50
Two bad things came at once: darkness and rain.
Gina had finally managed to get her back up against the wall, passing out from the pain and the effort at the end of the process. The rain hitting her face brought her back to reality.
There is no soft autumn rain in Southern California. The rain comes with a vengeance, an angry payback from Mother Nature for months of cloudless skies. The rickety doors far above Gina’s head were meager protection from the storm.
She needed something to cover herself to keep from getting soaked. The temperature had dropped. She was cold and, she supposed, in shock—although she didn’t exactly know what that meant. Biology had never been her strong suit.
What she did know was that she was sitting in the midst of a garbage heap with garbage bags all around her. Most of them had been torn by the rats that were now beginning to emerge from below and from holes in the walls. Too dark to see now, Gina could hear the rustling, the intermittent squeaks. Her skin was crawling and fear was like a writhing thing in her throat and stomach.
Fighting tears, she felt around on her right side and got hold of a plastic bag with her good hand. It was only partially full of garbage, but stinking enough to make her gag, and it seemed to take forever to work one of the tears open enough to empty it.
She screamed as mice fell from it with the trash. It seemed like dozens of them raining down, screeching, and running, scrambling over her body, her arms, her legs, her chest.
Hysterical, she dropped the bag and swatted at them with her good hand, sure they were going inside her clothes and tangling in her hair. Her body jerked and twisted, setting off explosions of pain. The sounds of rodents squealing and scurrying seemed amplified in the confined space of the well, echoing up the shaft and filling her ears, filling her head.
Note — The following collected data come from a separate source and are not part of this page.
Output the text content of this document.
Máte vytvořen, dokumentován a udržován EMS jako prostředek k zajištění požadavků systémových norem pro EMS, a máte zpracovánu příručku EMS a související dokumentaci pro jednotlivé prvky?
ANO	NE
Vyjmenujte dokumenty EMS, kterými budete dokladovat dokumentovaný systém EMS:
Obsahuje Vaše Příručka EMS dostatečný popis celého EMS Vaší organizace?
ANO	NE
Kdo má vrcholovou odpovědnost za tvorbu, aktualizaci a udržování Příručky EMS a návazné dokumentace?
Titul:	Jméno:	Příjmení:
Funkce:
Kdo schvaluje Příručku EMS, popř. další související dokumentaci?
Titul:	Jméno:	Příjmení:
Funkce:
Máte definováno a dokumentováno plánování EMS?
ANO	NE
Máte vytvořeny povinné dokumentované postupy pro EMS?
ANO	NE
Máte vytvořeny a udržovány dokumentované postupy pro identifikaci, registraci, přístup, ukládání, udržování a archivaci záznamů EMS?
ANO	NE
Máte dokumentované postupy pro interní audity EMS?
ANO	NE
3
Oh my God. What did I ever do to deserve this?
Shut up, Gina. Stop feeling sorry for yourself. You’re not dead.
Marissa’s voice.
I’m going crazy, she thought, whimpering.
No, you aren’t. Get the bag and cover yourself or you’ll die from hypothermia.
I’ll cry if I want to.
Crying will only make you look bad.
Gina felt around and grabbed the empty bag. Holding her breath against the stench, she put the thing over her head and did her best to arrange it around her shoulders.
She tipped her head back and opened her mouth, catching the raindrops, the first clean drink she had had in more than twenty-four hours.
Had anybody missed her yet? Had the girls at the boutique tried to call her? When they only got her machine again and again, had they gone to her house in search of her? They wouldn’t have found anything wrong. No one had broken into her home. Her car was gone. She had left of her own accord.
How had her life come to this? She wasn’t a bad person. She and Marissa had only set out to do a good thing. Maybe Marissa’s method had been questionable, but she had her reasons. And her only motive had been Haley. That they had both benefitted had been incidental to that goal—to provide for Haley.
How could such a noble motive come to such a bad end?
How did she know if any of this was real at all? Gina wondered. Maybe she really was losing her mind. Could she be hallucinating? How would she know the difference?
I don’t know what to do, M.
You’re going to get yourself out of here, G.
Don’t leave me.
I won’t.
I’m not as brave as you.
You’ll be as brave as you need to be.